Among the 46 proteins regulated by treatment with testosterone undecanoate combined with oral levonorgestrel, 20 proteins were identified in the complex functional network, a majority of them participating in proliferation, cell survival, and apoptosis. Of those, four — SOD2; parvalbumin alpha, or Pvalb; protein disulfide-isomerase precurson (proly 4-hydroxylase beta subunit, P4HB; and Annexin II — were identified to be “key proteins” due to their participation in most of the cellular and/or molecular events induced by hormone treatment, including proliferation, cell survival, and apoptosis.
Of the six “key” proteins, hnRNP K and PSMF1 were found by the researchers to be upregulated in their study. hnRNP K has been observed to have a pro-apoptotic role and may help to suppress spermatogenesis, they said. Upregulation of PSMF1, they added, could lead to cell dysfunction and death.
SOD2, which improves cell survival, was also found to be upregulated in the study, leading the researchers to surmise that this may be a “defensive or reparative response to protect the testis against enhanced oxidative stress generated from withdrawal of intratesticular testosterone,” the researchers said. Pvalb also was found to express more highly in the study.

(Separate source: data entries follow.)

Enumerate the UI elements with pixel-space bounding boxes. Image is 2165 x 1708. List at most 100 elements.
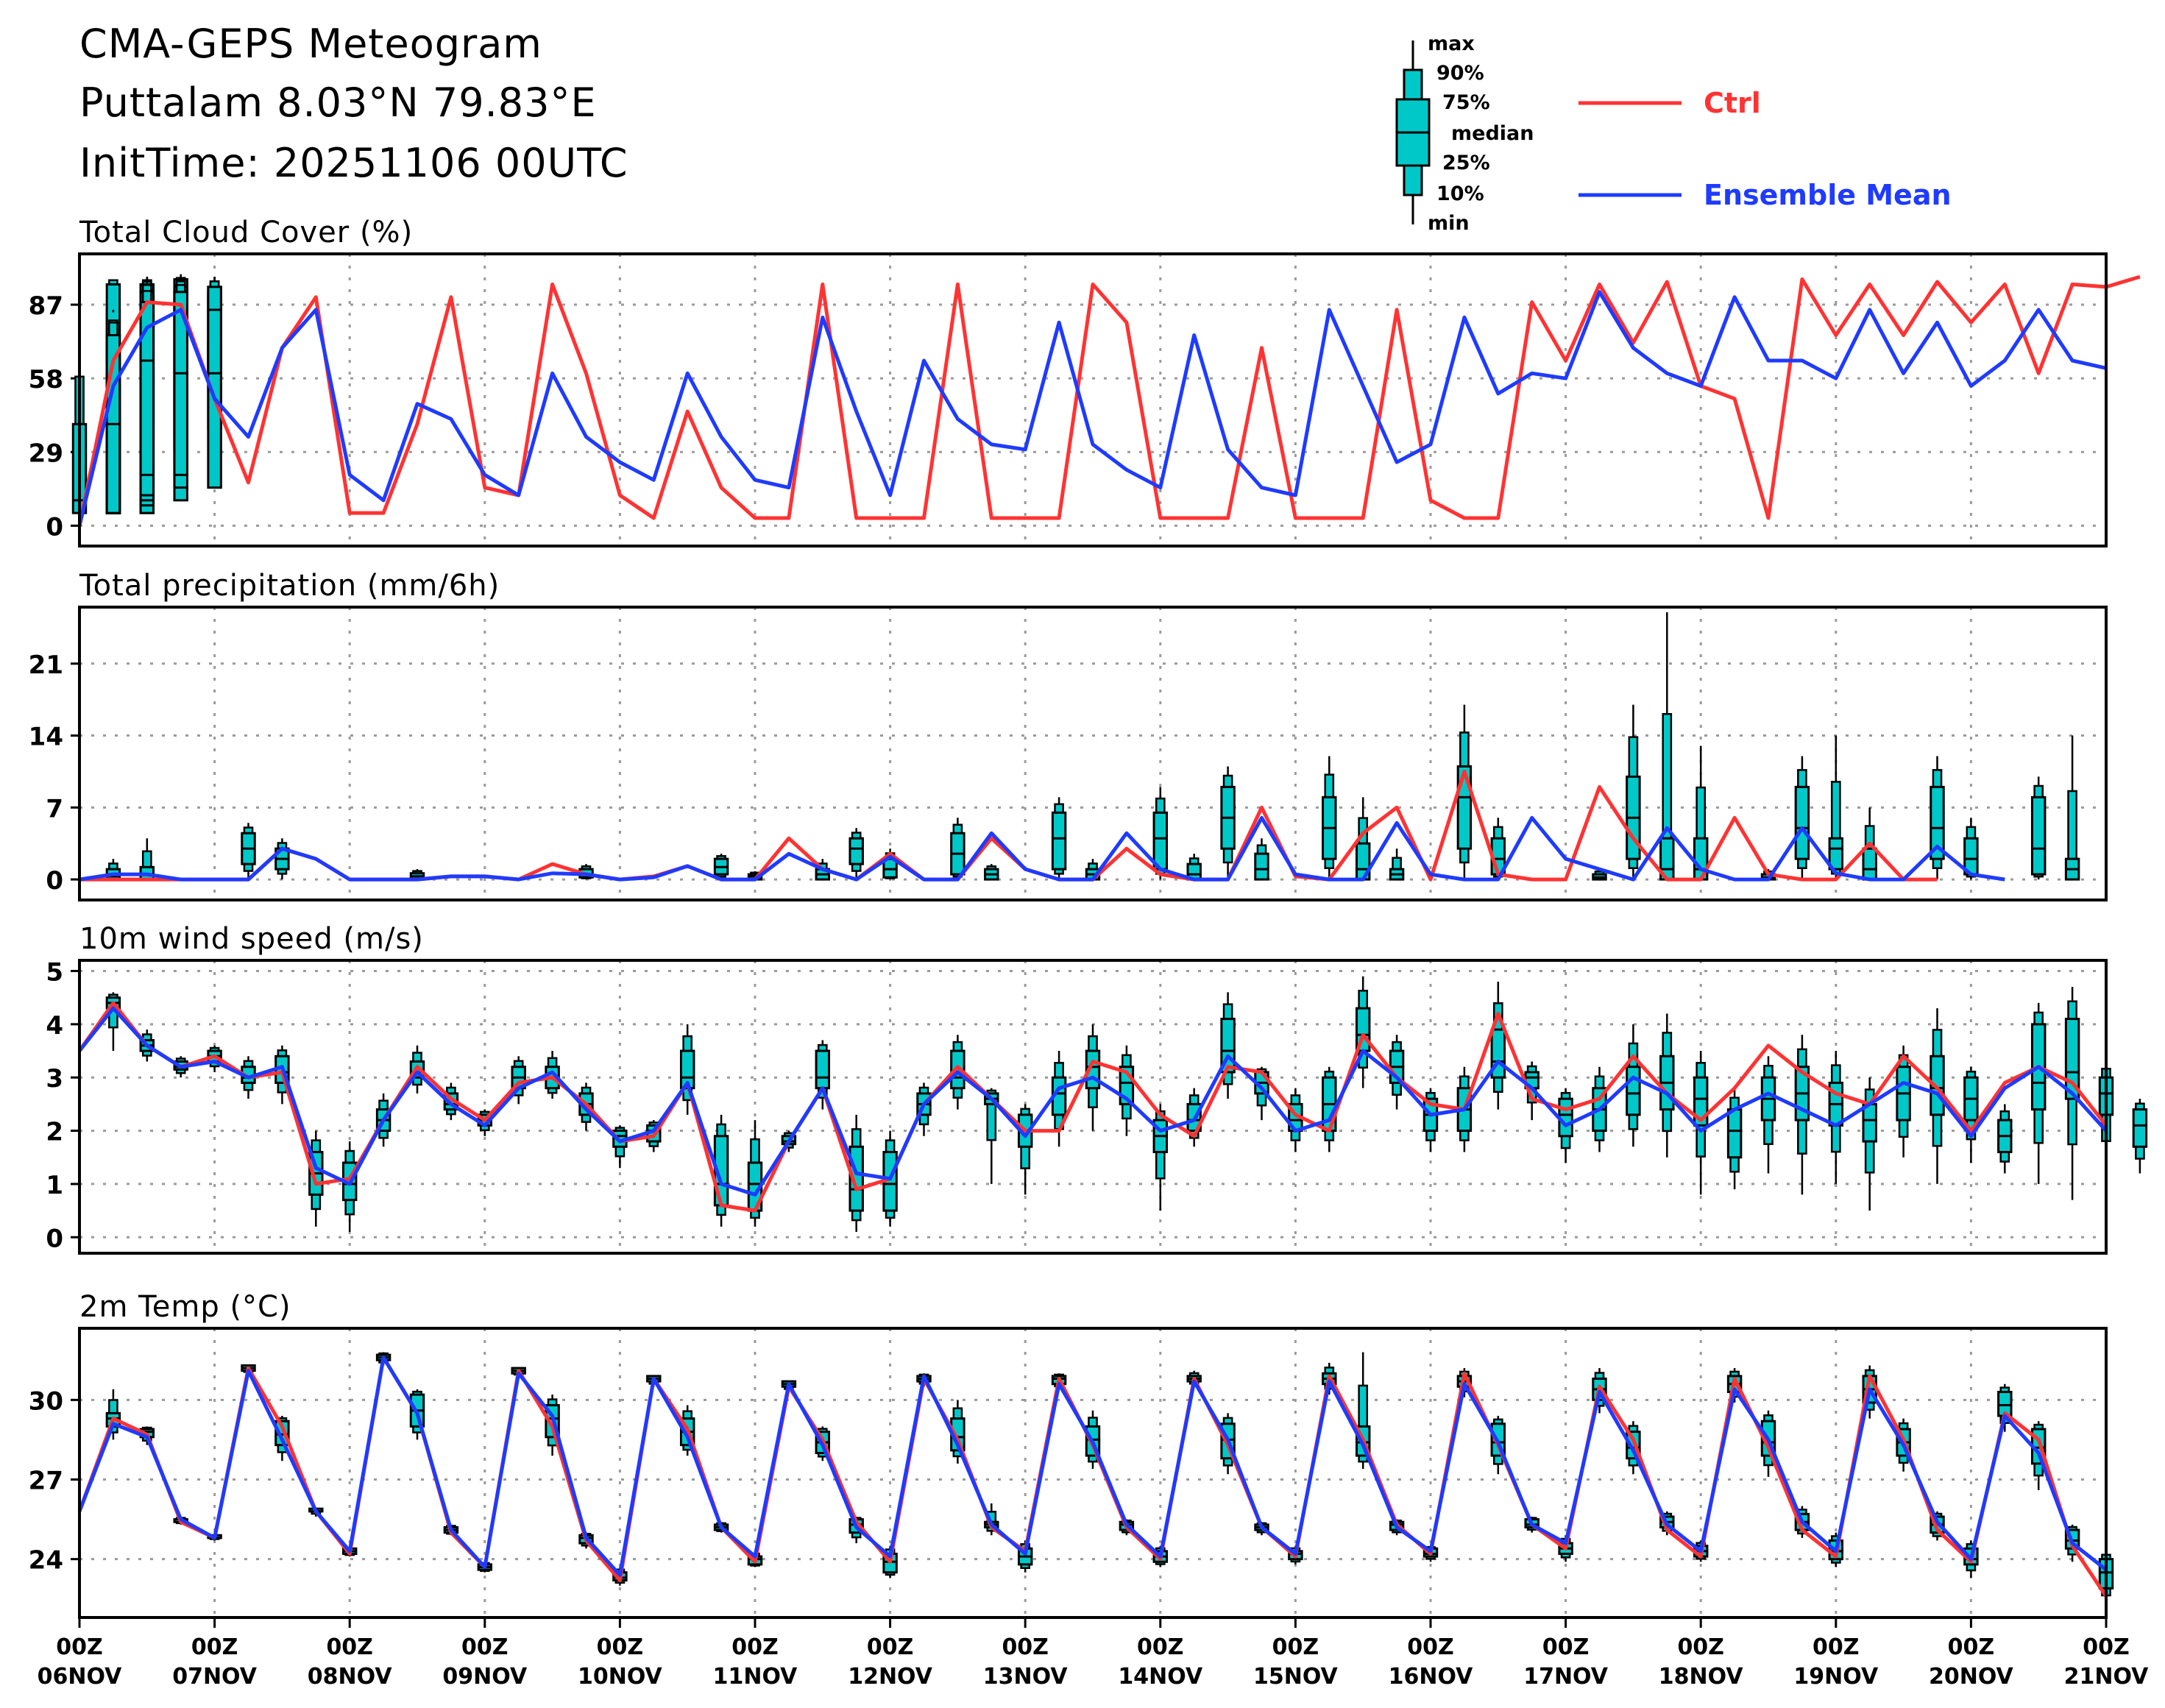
box-iqr [1726,1108,1743,1159]
box-iqr [207,286,222,375]
legend-box-label: max [1428,32,1475,55]
x-tick-label: 12NOV [848,1664,933,1690]
x-tick-label: 00Z [461,1634,509,1660]
box-iqr [1152,811,1169,871]
ensemble-mean-line [77,290,2107,526]
panel-title: Total Cloud Cover (%) [79,216,413,249]
chart-title: CMA-GEPS Meteogram [79,21,542,67]
y-tick-label: 30 [29,1386,63,1416]
ensemble-mean-line [79,815,2005,882]
y-tick-label: 3 [46,1064,63,1094]
box-iqr [848,837,864,865]
y-tick-label: 0 [46,866,63,896]
panel-frame [78,1327,2108,1619]
box-iqr [1693,1076,1709,1127]
init-time-label: InitTime: 20251106 00UTC [79,140,628,186]
legend-mean-label: Ensemble Mean [1704,179,1952,211]
panel-frame [78,252,2108,548]
x-tick-label: 08NOV [308,1664,393,1690]
ensemble-mean-line [77,1356,2108,1577]
y-tick-label: 2 [46,1118,63,1147]
box-iqr [2132,1108,2148,1148]
x-tick-label: 00Z [1813,1634,1860,1660]
x-tick-label: 07NOV [172,1664,258,1690]
box-iqr [1862,847,1877,881]
y-tick-label: 4 [46,1011,63,1041]
y-tick-label: 5 [46,957,63,987]
x-tick-label: 00Z [1272,1634,1319,1660]
x-tick-label: 00Z [1948,1634,1995,1660]
panel-title: 10m wind speed (m/s) [79,922,424,956]
x-tick-label: 15NOV [1253,1664,1339,1690]
x-tick-label: 11NOV [713,1664,798,1690]
x-tick-label: 16NOV [1389,1664,1474,1690]
y-tick-label: 87 [29,291,63,321]
x-tick-label: 00Z [1677,1634,1724,1660]
x-tick-label: 13NOV [983,1664,1069,1690]
x-tick-label: 00Z [1542,1634,1590,1660]
y-tick-label: 58 [29,365,63,394]
box-iqr [1254,852,1269,881]
ensemble-mean-line [78,1006,2108,1197]
legend-box-label: min [1428,212,1470,235]
x-tick-label: 00Z [597,1634,644,1660]
box-outer [1358,1384,1369,1463]
box-iqr [1862,1102,1877,1143]
legend-box-label: 90% [1436,62,1484,85]
ctrl-line [77,274,2141,526]
y-tick-label: 0 [46,1224,63,1253]
legend-box-label: median [1451,122,1534,145]
x-tick-label: 06NOV [38,1664,123,1690]
y-tick-label: 0 [46,512,63,542]
panel-frame [78,959,2108,1255]
x-tick-label: 00Z [191,1634,238,1660]
box-iqr [1828,837,1844,871]
ctrl-line [79,769,1938,882]
x-tick-label: 18NOV [1659,1664,1744,1690]
box-iqr [815,1049,831,1090]
legend-box-label: 75% [1442,91,1490,114]
box-iqr [1930,785,1945,860]
box-iqr [1558,1097,1573,1138]
x-tick-label: 00Z [326,1634,373,1660]
x-tick-label: 00Z [731,1634,779,1660]
box-iqr [1051,811,1067,871]
box-outer [986,1089,997,1141]
x-tick-label: 00Z [2083,1634,2130,1660]
x-tick-label: 20NOV [1929,1664,2014,1690]
y-tick-label: 7 [46,794,63,823]
box-iqr [1456,765,1473,850]
x-tick-label: 00Z [1137,1634,1184,1660]
legend-box-label: 25% [1442,152,1490,174]
x-tick-label: 19NOV [1793,1664,1879,1690]
box-iqr [2064,1018,2080,1100]
y-tick-label: 21 [29,651,63,680]
ctrl-line [77,1001,2108,1213]
x-tick-label: 14NOV [1118,1664,1203,1690]
box-iqr [1626,1066,1641,1116]
ctrl-line [77,1356,2108,1598]
box-iqr [2030,795,2047,876]
panel-frame [78,606,2108,901]
x-tick-label: 00Z [56,1634,103,1660]
y-tick-label: 1 [46,1171,63,1200]
x-tick-label: 10NOV [578,1664,663,1690]
legend-ctrl-label: Ctrl [1704,87,1761,119]
y-tick-label: 14 [29,723,63,752]
legend-box-label: 10% [1436,183,1484,205]
x-tick-label: 00Z [867,1634,914,1660]
location-label: Puttalam 8.03°N 79.83°E [79,79,597,126]
panel-title: 2m Temp (°C) [79,1290,291,1324]
box-iqr [1794,785,1810,860]
x-tick-label: 09NOV [442,1664,528,1690]
x-tick-label: 17NOV [1523,1664,1609,1690]
y-tick-label: 27 [29,1467,63,1496]
y-tick-label: 24 [29,1546,63,1576]
y-tick-label: 29 [29,439,63,468]
x-tick-label: 00Z [1002,1634,1049,1660]
panel-title: Total precipitation (mm/6h) [79,569,500,603]
x-tick-label: 21NOV [2064,1664,2150,1690]
box-iqr [173,291,188,476]
x-tick-label: 00Z [1407,1634,1454,1660]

Previous studies suggest that the protein may delay cell death and accelerate cell proliferation, and the upregulation observed in the current study may be a defensive or reparative response, the researchers said.
P4HB has been shown to protect against apoptosis, but in the study its expression was downregulated in men treated with testosterone undecanoate and oral levonorgestrel. Similar treatment also lowered the expression of Annexin II, which has been associated with cell proliferation, hampering sperm production.

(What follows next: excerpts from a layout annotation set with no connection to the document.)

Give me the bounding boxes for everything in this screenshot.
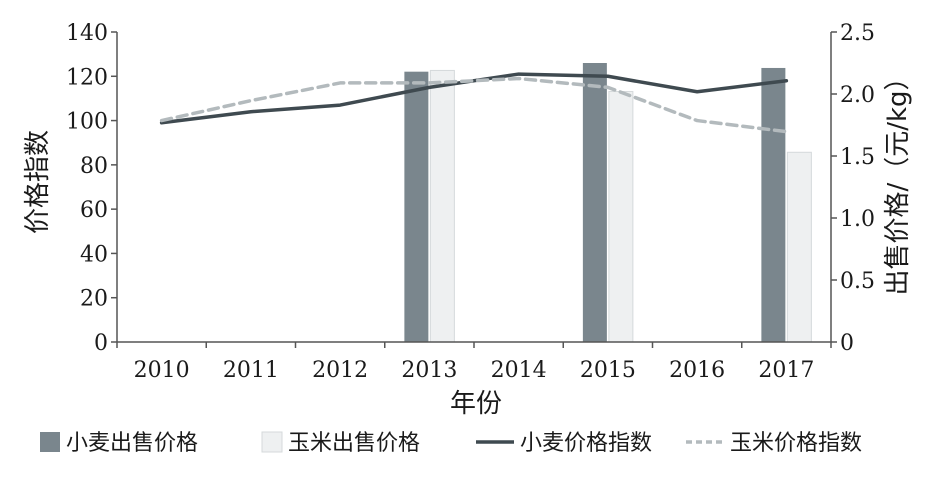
right-tick-label: 2.5 — [840, 21, 875, 46]
legend-label: 小麦价格指数 — [520, 431, 652, 456]
left-tick-label: 40 — [80, 242, 108, 267]
line-corn-index — [159, 76, 789, 134]
line-series — [159, 72, 789, 134]
left-axis-title: 价格指数 — [23, 130, 53, 234]
left-axis-ticks: 0 20 40 60 80 100 120 140 — [66, 21, 117, 356]
bar-corn-price — [608, 91, 634, 343]
right-tick-label: 1.0 — [840, 207, 875, 232]
left-tick-label: 100 — [66, 110, 108, 135]
x-tick-label: 2017 — [758, 358, 814, 383]
right-tick-label: 0 — [840, 331, 854, 356]
x-tick-label: 2015 — [580, 358, 636, 383]
x-tick-label: 2014 — [491, 358, 547, 383]
bar-series — [404, 63, 812, 343]
left-tick-label: 20 — [80, 287, 108, 312]
bar-wheat-price — [761, 67, 786, 343]
bar-corn-price — [429, 69, 455, 343]
left-tick-label: 60 — [80, 198, 108, 223]
x-axis-title: 年份 — [450, 389, 502, 419]
left-tick-label: 140 — [66, 21, 108, 46]
legend-swatch — [261, 431, 283, 453]
left-tick-label: 120 — [66, 65, 108, 90]
legend-label: 小麦出售价格 — [66, 431, 198, 456]
bar-wheat-price — [582, 63, 607, 342]
right-tick-label: 2.0 — [840, 83, 875, 108]
right-tick-label: 0.5 — [840, 269, 875, 294]
x-tick-label: 2012 — [312, 358, 368, 383]
left-tick-label: 80 — [80, 154, 108, 179]
legend-corn-index: 玉米价格指数 — [686, 431, 862, 456]
right-axis-title: 出售价格/（元/kg） — [883, 64, 913, 295]
x-tick-label: 2016 — [669, 358, 725, 383]
axes — [116, 32, 832, 343]
x-axis-ticks: 2010 2011 2012 2013 2014 2015 2016 2017 — [116, 342, 832, 383]
legend-wheat-price: 小麦出售价格 — [40, 431, 198, 456]
left-tick-label: 0 — [94, 331, 108, 356]
x-tick-label: 2011 — [223, 358, 279, 383]
legend-corn-price: 玉米出售价格 — [261, 431, 420, 456]
bar-corn-price — [786, 151, 812, 343]
x-tick-label: 2013 — [401, 358, 457, 383]
legend-wheat-index: 小麦价格指数 — [476, 431, 652, 456]
x-tick-label: 2010 — [134, 358, 190, 383]
line-wheat-index — [159, 72, 789, 125]
right-tick-label: 1.5 — [840, 145, 875, 170]
bar-wheat-price — [404, 71, 429, 343]
legend-label: 玉米价格指数 — [730, 431, 862, 456]
legend-swatch — [40, 432, 60, 452]
legend: 小麦出售价格 玉米出售价格 小麦价格指数 玉米价格指数 — [40, 431, 862, 456]
right-axis-ticks: 0 0.5 1.0 1.5 2.0 2.5 — [831, 21, 875, 356]
legend-label: 玉米出售价格 — [288, 431, 420, 456]
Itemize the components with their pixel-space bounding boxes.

“Thus the altered expression of P4HB and Annexin II … can inhibit cell proliferation and cause apoptosis in human testis,” the authors wrote.

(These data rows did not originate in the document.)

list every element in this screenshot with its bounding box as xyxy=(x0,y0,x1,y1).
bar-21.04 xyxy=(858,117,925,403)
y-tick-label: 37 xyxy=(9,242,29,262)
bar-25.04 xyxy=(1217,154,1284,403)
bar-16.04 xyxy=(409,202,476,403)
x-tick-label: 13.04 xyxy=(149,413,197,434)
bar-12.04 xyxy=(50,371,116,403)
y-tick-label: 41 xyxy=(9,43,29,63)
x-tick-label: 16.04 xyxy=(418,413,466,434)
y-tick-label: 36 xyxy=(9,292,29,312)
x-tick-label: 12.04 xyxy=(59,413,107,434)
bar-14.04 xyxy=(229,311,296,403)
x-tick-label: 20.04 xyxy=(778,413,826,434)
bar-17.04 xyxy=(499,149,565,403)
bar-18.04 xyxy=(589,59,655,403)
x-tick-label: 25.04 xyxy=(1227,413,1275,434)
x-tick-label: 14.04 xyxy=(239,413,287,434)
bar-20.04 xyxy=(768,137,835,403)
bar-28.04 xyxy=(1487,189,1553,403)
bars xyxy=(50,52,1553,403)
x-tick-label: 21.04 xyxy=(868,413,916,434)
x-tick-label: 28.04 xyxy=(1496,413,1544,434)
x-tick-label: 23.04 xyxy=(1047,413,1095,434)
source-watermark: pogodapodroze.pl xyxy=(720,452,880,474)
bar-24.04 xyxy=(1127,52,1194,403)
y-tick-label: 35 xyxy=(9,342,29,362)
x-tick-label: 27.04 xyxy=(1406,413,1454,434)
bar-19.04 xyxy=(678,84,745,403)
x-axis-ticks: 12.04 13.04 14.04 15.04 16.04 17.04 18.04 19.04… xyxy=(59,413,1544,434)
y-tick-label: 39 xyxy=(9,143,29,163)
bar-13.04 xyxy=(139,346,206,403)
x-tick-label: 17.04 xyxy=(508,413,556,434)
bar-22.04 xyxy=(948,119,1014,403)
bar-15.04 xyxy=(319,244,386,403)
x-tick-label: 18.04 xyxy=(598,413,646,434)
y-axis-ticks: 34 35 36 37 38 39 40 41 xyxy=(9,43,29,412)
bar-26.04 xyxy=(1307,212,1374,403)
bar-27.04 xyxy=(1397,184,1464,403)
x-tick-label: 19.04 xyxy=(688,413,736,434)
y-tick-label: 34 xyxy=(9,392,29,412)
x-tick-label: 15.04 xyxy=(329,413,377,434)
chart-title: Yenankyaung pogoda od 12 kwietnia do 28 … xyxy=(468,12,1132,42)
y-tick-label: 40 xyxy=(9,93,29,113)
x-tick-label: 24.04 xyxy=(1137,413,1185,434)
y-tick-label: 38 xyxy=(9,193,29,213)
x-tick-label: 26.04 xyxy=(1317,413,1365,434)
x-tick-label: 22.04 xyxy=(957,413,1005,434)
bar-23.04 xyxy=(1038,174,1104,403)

While the researchers found upregulation in proteins that promote cell survival as well as those that induce cell death, they said that those that promote survival may only delay spermatogenesis.
Continuous treatment with the hormones, they said, may have weakened the reparative response in the testis before eventually disrupting spermatogenesis.
In an e-mail, John Amory, an associate professor of medicine at the University of Washington who has been studying male contraception and who did not participate in the Journal of Proteome Research study, said that there is value to the researchers’ approach to studying the molecular mechanisms of hormonal male contraception. But said he would like to see further characterization of the proteins and more research into their potential “drugability.”
One question about hormonal treatment as a form of male contraception is efficacy, and some studies indicate that up to 15 percent of men don’t respond to it. Amory said that the study is a first step toward addressing that issue but “doesn’t answer the big question initially.”
The authors of the study agreed that additional research is necessary but said that the six proteins they identified could serve as targets for future development of male contraceptives as well as “provide new avenues for the management of human infertility.”
“Further studies on their function in the testis will provide more information about the exact mechanisms of male hormonal contraception,” they said.